The same is true for a "switch" statement.

If the "case" values used in a "switch" are sparse, the "switch" will not be compiled into an indexed jump instruction, but into a sequence of conditional jump instructions, which test all the possible cases.

In this situation, the alternative to "switch" for implementing dispatching is no longer a computed "goto", but a multiple "if"/"else" sequence.

A smarter compiler could detect when a "switch" forms the body of a loop and it would replicate the indexed jump instruction at the end of each case, instead of jumping to the beginning of the loop to execute there an indexed jump, or even worse, first jumping to the end of the loop to terminate the "switch", then jumping to the beginning of the loop to repeat the loop body.

With such a compiler, computed "goto" would not be necessary as an alternative to "switch".

The range check inside the dispatch loop would not be necessary if the opcodes had an enumeration type (in a programming language where enumeration types are clearly distinct from integers) and the "switch" handled all the possible cases. In that situation, the range checks would be moved elsewhere in the program, wherever opcodes are generated.

The GCC documentation example for computed goto uses an indexing table, but you can of course use computed goto addresses directly. The problem is smuggling the label addresses outside the function so you don't need the enum/index indirection during dispatch.

I once experimented with some techniques and found you can use constructors, either on function-scoped static variables in C++ or using the constructor function attribute on a nested function in GCC C. The addresses are visible to the constructor function and you can smuggle them by copying through a file- or global- scoped array, then at runtime initialize your data structures and bytecode arrays with the computed goto addresses. That preserves the CPUs branch prediction and prefetching resources for other work.

You can also lazily initialize things, which works well if you're not precompiling bytecode but implementing something like a coroutine or state machine where you just need to initialize the first dispatch address.

Even on modern chips avoiding computed goto indexing can be meaningful (5+%) depending on use case, but the marginal gains from the smuggling shenanigans specifically probably aren't worth the code complexity and portability headaches (clang doesn't support nested functions in C), though I never tried that specific trick with a full-blown bytecode VM.
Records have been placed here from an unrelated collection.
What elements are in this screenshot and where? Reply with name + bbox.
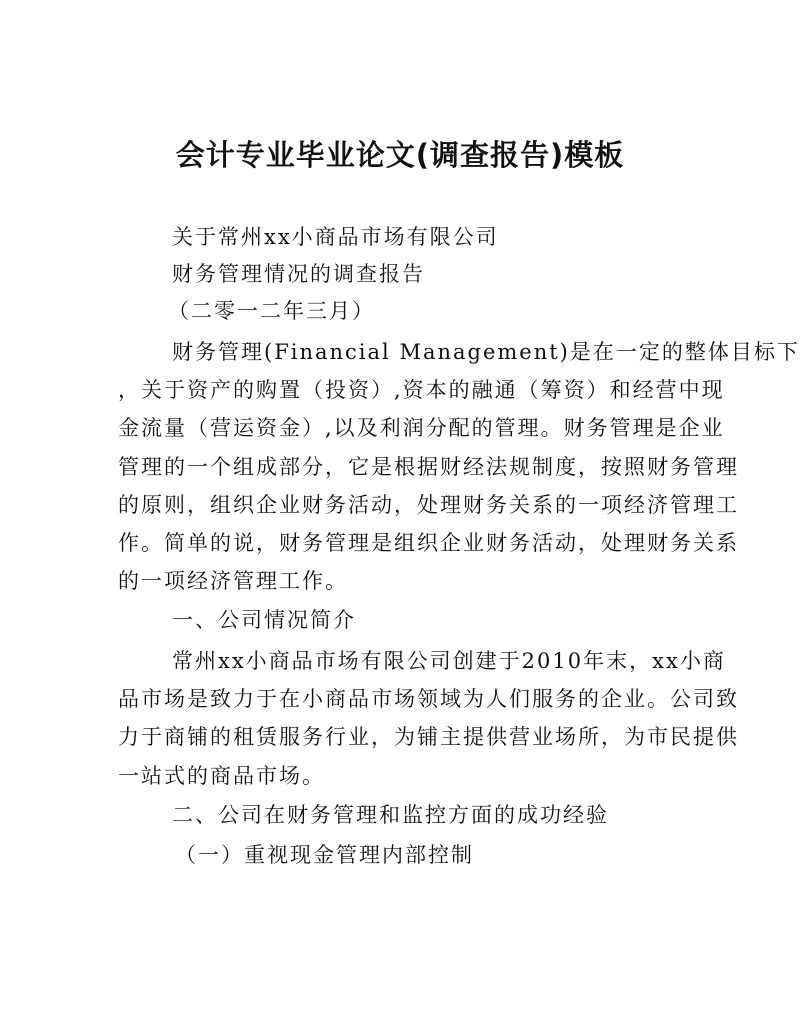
subsection-heading-1: （一）重视现金管理内部控制: [175, 843, 474, 867]
subtitle-line-2: 财务管理情况的调查报告: [172, 262, 425, 286]
document-title: 会计专业毕业论文(调查报告)模板: [175, 138, 625, 172]
paragraph-line: 的一项经济管理工作。: [118, 569, 348, 593]
paragraph-line: 一站式的商品市场。: [118, 764, 325, 788]
paragraph-line: 品市场是致力于在小商品市场领域为人们服务的企业。公司致: [118, 687, 739, 711]
subtitle-line-1: 关于常州xx小商品市场有限公司: [172, 225, 499, 249]
paragraph-line: 力于商铺的租赁服务行业，为铺主提供营业场所，为市民提供: [118, 725, 739, 749]
paragraph-line: 常州xx小商品市场有限公司创建于2010年末，xx小商: [172, 649, 726, 673]
paragraph-line: 管理的一个组成部分，它是根据财经法规制度，按照财务管理: [118, 455, 739, 479]
paragraph-line: 作。简单的说，财务管理是组织企业财务活动，处理财务关系: [118, 531, 739, 555]
paragraph-line: 的原则，组织企业财务活动，处理财务关系的一项经济管理工: [118, 493, 739, 517]
report-date: （二零一二年三月）: [168, 299, 375, 323]
paragraph-line: 财务管理(Financial Management)是在一定的整体目标下: [172, 340, 800, 364]
section-heading-2: 二、公司在财务管理和监控方面的成功经验: [172, 803, 609, 827]
paragraph-line: ，关于资产的购置（投资）,资本的融通（筹资）和经营中现: [118, 378, 725, 402]
section-heading-1: 一、公司情况简介: [172, 608, 356, 632]
paragraph-line: 金流量（营运资金）,以及利润分配的管理。财务管理是企业: [118, 416, 725, 440]
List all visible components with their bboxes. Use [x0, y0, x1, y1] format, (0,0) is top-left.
These days with guaranteed tailcall extensions you can just dispatch on function addresses (knowable before dispatch), though you can't directly control inlining optimizations so if you're mostly doing simple work per operation computed gotos might still have better performance. And for small or straight-forward state machines code can be easier to grok when not split across many functions, especially if they're tailcalling each other through pointers.